Felipe Calderón, Mexico’s centre-right presidential candidate, on Wednesday accused his leftwing rival of “intolerance” and “irresponsibility” by alleging foul play in last Sunday’s election and calling for street protests.

In a Financial Times interview, Mr Calderón said Andrés Manuel López Obrador “wanted to make the people believe he had won”.

“It is not true. Then he wanted to make them believe that there was foul play. That is not true either, and we will fight these tricks one by one.”

His comments on Wednesday come as the electoral authorities began an official count to determine the winner of what is proving to be Mexico’s tightest presidential election yet. The result is expected in the next four days.

According to a preliminary – and incomplete – count, Mr Calderón, the candidate of the ruling National Action party (PAN), has a lead of 257,000 votes, or 0.6 per cent of the total cast, over Mr López Obrador’s Democratic Revolution party (PRD).

On Tuesday, a top PRD official told the FT that the party would “almost certainly” challenge the result in the courts, claiming that the initial count was riddled with inconsistencies.

Admitting his concern about the impact such behaviour would have on Mexico’s social and political stability, Mr Calderón said: “To invoke fraud without offering proof, don’t you think that is a danger to the country?”

He also expressed concern about what he called a PRD strategy to annul the election.

Mexico’s electoral laws permit a limited number of circumstances where one or more of the 130,000 ballot boxes sealed on Sunday can be reopened as part of the official count, with the physical paper votes they contain being recounted one by one.

However, Mr Calderón said the law forbids the reopening of any boxes unless the electoral authorities agree there is due cause. Flouting the rules, he said, could potentially invalidate the result.

Despite these worries, Mr Calderón underlined his optimism that the electoral authorities would soon recognise his victory.

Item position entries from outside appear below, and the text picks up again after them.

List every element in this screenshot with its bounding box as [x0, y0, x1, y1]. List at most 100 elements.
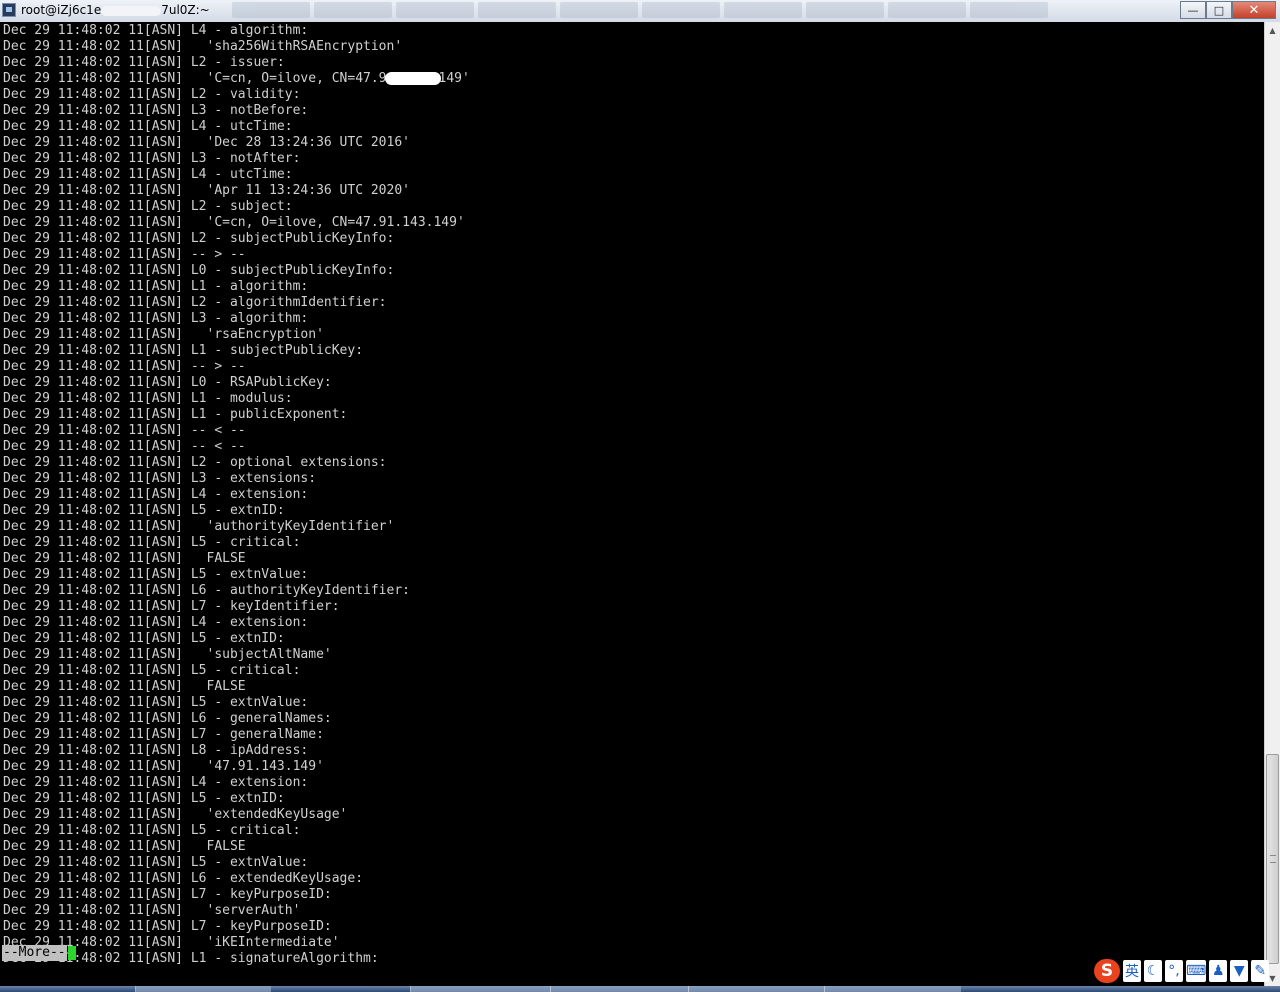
log-message: 'rsaEncryption': [190, 327, 324, 342]
terminal-line: Dec 29 11:48:02 11[ASN] L5 - critical:: [3, 663, 300, 679]
log-prefix: Dec 29 11:48:02 11[ASN]: [3, 743, 191, 758]
vertical-scrollbar[interactable]: ▲ ▼: [1264, 22, 1280, 986]
log-message: 'extendedKeyUsage': [190, 807, 348, 822]
log-message: L4 - utcTime:: [190, 167, 293, 182]
log-message: L2 - subjectPublicKeyInfo:: [190, 231, 395, 246]
terminal-app-icon[interactable]: [2, 3, 16, 17]
minimize-icon: —: [1187, 3, 1199, 17]
log-prefix: Dec 29 11:48:02 11[ASN]: [3, 151, 191, 166]
terminal-line: Dec 29 11:48:02 11[ASN] L3 - notAfter:: [3, 151, 300, 167]
log-prefix: Dec 29 11:48:02 11[ASN]: [3, 87, 191, 102]
log-prefix: Dec 29 11:48:02 11[ASN]: [3, 503, 191, 518]
log-message: L2 - algorithmIdentifier:: [190, 295, 387, 310]
log-prefix: Dec 29 11:48:02 11[ASN]: [3, 535, 191, 550]
taskbar-button[interactable]: [824, 986, 961, 992]
log-prefix: Dec 29 11:48:02 11[ASN]: [3, 135, 191, 150]
sogou-logo-icon[interactable]: S: [1094, 959, 1120, 983]
log-message: L3 - notBefore:: [190, 103, 309, 118]
maximize-button[interactable]: □: [1206, 1, 1232, 19]
ime-language-toggle[interactable]: 英: [1123, 960, 1141, 982]
log-prefix: Dec 29 11:48:02 11[ASN]: [3, 231, 191, 246]
log-prefix: Dec 29 11:48:02 11[ASN]: [3, 487, 191, 502]
taskbar-button[interactable]: [688, 986, 825, 992]
scrollbar-thumb[interactable]: [1266, 754, 1279, 964]
log-prefix: Dec 29 11:48:02 11[ASN]: [3, 903, 191, 918]
terminal-line: Dec 29 11:48:02 11[ASN] L4 - algorithm:: [3, 23, 308, 39]
log-message: L4 - utcTime:: [190, 119, 293, 134]
window-controls: — □ ✕: [1180, 1, 1276, 19]
log-message: L2 - validity:: [190, 87, 301, 102]
log-message: L0 - RSAPublicKey:: [190, 375, 332, 390]
terminal-line: Dec 29 11:48:02 11[ASN] 'subjectAltName': [3, 647, 332, 663]
ime-toolbar[interactable]: S 英 ☾ °, ⌨ ♟ ▼ ✎: [1094, 958, 1278, 984]
terminal-line: Dec 29 11:48:02 11[ASN] 'C=cn, O=ilove, …: [3, 215, 465, 231]
log-message: L5 - extnValue:: [190, 855, 309, 870]
minimize-button[interactable]: —: [1180, 1, 1206, 19]
terminal-line: Dec 29 11:48:02 11[ASN] L1 - algorithm:: [3, 279, 308, 295]
log-message: L2 - optional extensions:: [190, 455, 387, 470]
punctuation-icon[interactable]: °,: [1165, 960, 1183, 982]
background-taskbar-ghost: [232, 2, 1170, 20]
log-prefix: Dec 29 11:48:02 11[ASN]: [3, 455, 191, 470]
log-prefix: Dec 29 11:48:02 11[ASN]: [3, 647, 191, 662]
log-message: L1 - modulus:: [190, 391, 293, 406]
terminal-output[interactable]: Dec 29 11:48:02 11[ASN] L4 - algorithm: D…: [0, 22, 1264, 986]
log-message: FALSE: [190, 679, 246, 694]
terminal-line: Dec 29 11:48:02 11[ASN] FALSE: [3, 551, 246, 567]
log-message: -- < --: [190, 423, 246, 438]
title-bar[interactable]: root@iZj6c1e 7ul0Z:~ — □ ✕: [0, 0, 1280, 23]
terminal-line: Dec 29 11:48:02 11[ASN] 'Apr 11 13:24:36…: [3, 183, 410, 199]
terminal-line: Dec 29 11:48:02 11[ASN] L7 - keyPurposeI…: [3, 919, 332, 935]
log-message: L3 - notAfter:: [190, 151, 301, 166]
terminal-line: Dec 29 11:48:02 11[ASN] 'sha256WithRSAEn…: [3, 39, 402, 55]
scroll-up-arrow-icon[interactable]: ▲: [1265, 22, 1280, 38]
terminal-line: Dec 29 11:48:02 11[ASN] L6 - extendedKey…: [3, 871, 363, 887]
keyboard-icon[interactable]: ⌨: [1186, 960, 1207, 982]
log-message: L6 - extendedKeyUsage:: [190, 871, 364, 886]
log-prefix: Dec 29 11:48:02 11[ASN]: [3, 23, 191, 38]
log-prefix: Dec 29 11:48:02 11[ASN]: [3, 39, 191, 54]
log-prefix: Dec 29 11:48:02 11[ASN]: [3, 375, 191, 390]
log-prefix: Dec 29 11:48:02 11[ASN]: [3, 407, 191, 422]
log-prefix: Dec 29 11:48:02 11[ASN]: [3, 263, 191, 278]
log-message: L5 - extnID:: [190, 791, 285, 806]
terminal-line: Dec 29 11:48:02 11[ASN] L1 - modulus:: [3, 391, 293, 407]
terminal-line: Dec 29 11:48:02 11[ASN] L1 - publicExpon…: [3, 407, 347, 423]
taskbar-button[interactable]: [135, 986, 271, 992]
log-prefix: Dec 29 11:48:02 11[ASN]: [3, 599, 191, 614]
log-message: L5 - extnValue:: [190, 695, 309, 710]
skin-icon[interactable]: ▼: [1230, 960, 1249, 982]
terminal-cursor: [68, 946, 76, 960]
log-message: L5 - extnValue:: [190, 567, 309, 582]
log-prefix: Dec 29 11:48:02 11[ASN]: [3, 519, 191, 534]
terminal-line: Dec 29 11:48:02 11[ASN] L4 - utcTime:: [3, 119, 293, 135]
log-message: L7 - keyIdentifier:: [190, 599, 340, 614]
log-message: 'authorityKeyIdentifier': [190, 519, 395, 534]
log-prefix: Dec 29 11:48:02 11[ASN]: [3, 279, 191, 294]
log-prefix: Dec 29 11:48:02 11[ASN]: [3, 807, 191, 822]
terminal-line: Dec 29 11:48:02 11[ASN] L4 - utcTime:: [3, 167, 293, 183]
taskbar-button[interactable]: [550, 986, 689, 992]
log-message: L4 - algorithm:: [190, 23, 309, 38]
log-prefix: Dec 29 11:48:02 11[ASN]: [3, 871, 191, 886]
terminal-line: Dec 29 11:48:02 11[ASN] L5 - extnValue:: [3, 855, 308, 871]
settings-wrench-icon[interactable]: ✎: [1251, 960, 1270, 982]
log-message-tail: 149': [438, 71, 470, 86]
log-message: L5 - critical:: [190, 535, 301, 550]
log-prefix: Dec 29 11:48:02 11[ASN]: [3, 295, 191, 310]
terminal-line: Dec 29 11:48:02 11[ASN] L2 - algorithmId…: [3, 295, 387, 311]
log-message: L4 - extension:: [190, 775, 309, 790]
close-button[interactable]: ✕: [1232, 1, 1276, 19]
terminal-line: Dec 29 11:48:02 11[ASN] L3 - extensions:: [3, 471, 316, 487]
log-message: -- > --: [190, 247, 246, 262]
log-message: L3 - extensions:: [190, 471, 317, 486]
terminal-line: Dec 29 11:48:02 11[ASN] FALSE: [3, 679, 246, 695]
terminal-line: Dec 29 11:48:02 11[ASN] L3 - notBefore:: [3, 103, 308, 119]
terminal-line: Dec 29 11:48:02 11[ASN] -- < --: [3, 439, 246, 455]
log-prefix: Dec 29 11:48:02 11[ASN]: [3, 119, 191, 134]
taskbar-button[interactable]: [410, 986, 551, 992]
user-icon[interactable]: ♟: [1209, 960, 1228, 982]
log-prefix: Dec 29 11:48:02 11[ASN]: [3, 327, 191, 342]
log-prefix: Dec 29 11:48:02 11[ASN]: [3, 919, 191, 934]
moon-icon[interactable]: ☾: [1144, 960, 1162, 982]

His first priority as president-elect would be to broker a pact of national unity to close the deep rifts that have opened up since campaigning began in January.

Part of that pact could even include invitations to members of Mr López Obrador’s PRD.

But he admitted that such an alliance was “remote”, and said a more likely possibility would be a coalition government with the Institutional Revolutionary party (PRI), which governed Mexico for 71 years until it lost in 2000.

As president, he said, he would orientate foreign policy towards the immediate region, and hinted that his first state visit would be to a Latin American country.